Contre-mesures immédiates

 

  1. Utilisation du Levier Commercial (Rétorsion) : L’Union Européenne doit être prête à riposter aux restrictions chinoises par des contre-mesures fermes, telles que l’imposition de restrictions à l’exportation de biens stratégiques pour lesquels la Chine dépend de l’UE (outils d’intelligence artificielle, équipements de fabrication spécialisés).
  2. Constitution de Stocks Stratégiques : Les gouvernements occidentaux doivent soutenir la constitution de réserves tampons (buffer inventories) de semi-conducteurs et de matériaux critiques par les fabricants automobiles.
  3. Diversification Rapide : Les constructeurs doivent être incités à qualifier rapidement des sources alternatives pour les puces de nœuds matures en dehors de la Chine (Corée du Sud, Taiwan, Japon, Inde), au lieu de reposer sur un acteur unique comme Nexperia.

 

Vers une Bifurcation Technologique

 

La crise de 2025 confirme que la Chine est prête à instrumentaliser sa position dominante sur les composants essentiels pour paralyser ses rivaux.

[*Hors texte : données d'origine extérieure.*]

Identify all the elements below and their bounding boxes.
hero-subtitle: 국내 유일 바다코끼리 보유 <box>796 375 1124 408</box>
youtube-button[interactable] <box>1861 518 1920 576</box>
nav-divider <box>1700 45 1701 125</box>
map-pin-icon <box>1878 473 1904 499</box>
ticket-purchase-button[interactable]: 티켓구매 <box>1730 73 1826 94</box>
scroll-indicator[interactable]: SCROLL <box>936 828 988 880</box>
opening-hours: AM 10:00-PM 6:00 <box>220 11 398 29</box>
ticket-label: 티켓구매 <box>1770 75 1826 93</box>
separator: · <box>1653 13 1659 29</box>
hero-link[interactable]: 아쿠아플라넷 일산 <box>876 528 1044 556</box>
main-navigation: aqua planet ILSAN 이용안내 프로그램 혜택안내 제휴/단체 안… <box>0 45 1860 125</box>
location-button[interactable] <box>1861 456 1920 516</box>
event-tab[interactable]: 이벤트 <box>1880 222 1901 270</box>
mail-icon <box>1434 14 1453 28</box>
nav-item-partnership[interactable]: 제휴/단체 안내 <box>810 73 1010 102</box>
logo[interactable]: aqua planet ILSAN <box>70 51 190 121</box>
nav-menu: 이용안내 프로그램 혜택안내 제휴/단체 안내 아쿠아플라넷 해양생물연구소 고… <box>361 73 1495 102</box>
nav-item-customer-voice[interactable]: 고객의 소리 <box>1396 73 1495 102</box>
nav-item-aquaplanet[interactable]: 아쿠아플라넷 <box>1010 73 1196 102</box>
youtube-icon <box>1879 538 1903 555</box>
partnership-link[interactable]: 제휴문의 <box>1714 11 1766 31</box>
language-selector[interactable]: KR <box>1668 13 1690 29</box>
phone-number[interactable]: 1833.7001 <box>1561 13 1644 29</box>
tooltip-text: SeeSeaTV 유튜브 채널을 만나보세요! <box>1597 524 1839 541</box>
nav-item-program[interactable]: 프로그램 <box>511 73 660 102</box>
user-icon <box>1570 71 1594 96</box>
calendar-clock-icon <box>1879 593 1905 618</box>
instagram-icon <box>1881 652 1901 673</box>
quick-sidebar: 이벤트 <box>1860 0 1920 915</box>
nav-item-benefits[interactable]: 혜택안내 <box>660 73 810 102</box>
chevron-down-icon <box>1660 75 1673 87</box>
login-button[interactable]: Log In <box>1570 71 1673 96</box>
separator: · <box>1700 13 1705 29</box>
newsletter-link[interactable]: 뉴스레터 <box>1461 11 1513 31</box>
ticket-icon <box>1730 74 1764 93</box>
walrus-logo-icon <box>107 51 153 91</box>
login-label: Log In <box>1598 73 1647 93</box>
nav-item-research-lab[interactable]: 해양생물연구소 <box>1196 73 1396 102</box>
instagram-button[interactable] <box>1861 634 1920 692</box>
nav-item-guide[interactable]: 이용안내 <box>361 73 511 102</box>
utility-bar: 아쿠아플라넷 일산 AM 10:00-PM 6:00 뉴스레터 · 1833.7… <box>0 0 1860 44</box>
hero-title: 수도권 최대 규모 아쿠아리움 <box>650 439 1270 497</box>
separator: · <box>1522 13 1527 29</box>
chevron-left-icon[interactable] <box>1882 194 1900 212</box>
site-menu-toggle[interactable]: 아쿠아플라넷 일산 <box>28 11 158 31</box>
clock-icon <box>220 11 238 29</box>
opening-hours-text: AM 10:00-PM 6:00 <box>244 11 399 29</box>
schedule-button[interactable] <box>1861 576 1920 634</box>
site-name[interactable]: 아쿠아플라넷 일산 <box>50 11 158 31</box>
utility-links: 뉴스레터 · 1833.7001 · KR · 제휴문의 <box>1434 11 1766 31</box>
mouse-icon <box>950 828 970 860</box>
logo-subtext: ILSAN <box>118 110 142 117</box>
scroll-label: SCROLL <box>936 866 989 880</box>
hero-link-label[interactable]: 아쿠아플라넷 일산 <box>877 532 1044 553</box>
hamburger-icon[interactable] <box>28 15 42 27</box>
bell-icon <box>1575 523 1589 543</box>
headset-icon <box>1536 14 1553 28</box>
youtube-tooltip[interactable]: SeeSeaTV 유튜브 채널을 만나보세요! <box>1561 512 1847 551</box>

La question n’est plus de savoir si la Chine peut vendre des véhicules électriques à bas prix, mais si les constructeurs occidentaux pourront simplement produire à grande échelle à des coûts compétitifs si l’approvisionnement en composants de base reste soumis au chantage géopolitique. Le quasi-monopole chinois sur les prix du Gallium, du Germanium et des puces de puissance garantit une augmentation structurelle et non maîtrisable des coûts pour les chaînes de production étrangères.

Sans une intervention politique rapide et coordonnée, l’avantage concurrentiel chinois dans les NEV deviendra insurmontable, figeant un nouvel ordre économique. Le résultat sera une bifurcation technologique durable : un bloc occidental aux coûts de production artificiellement élevés face à un bloc sino-asiatique intégré, stable et hautement compétitif. La sécurité de l’approvisionnement est désormais la première ligne de défense de l’industrie automobile occidentale.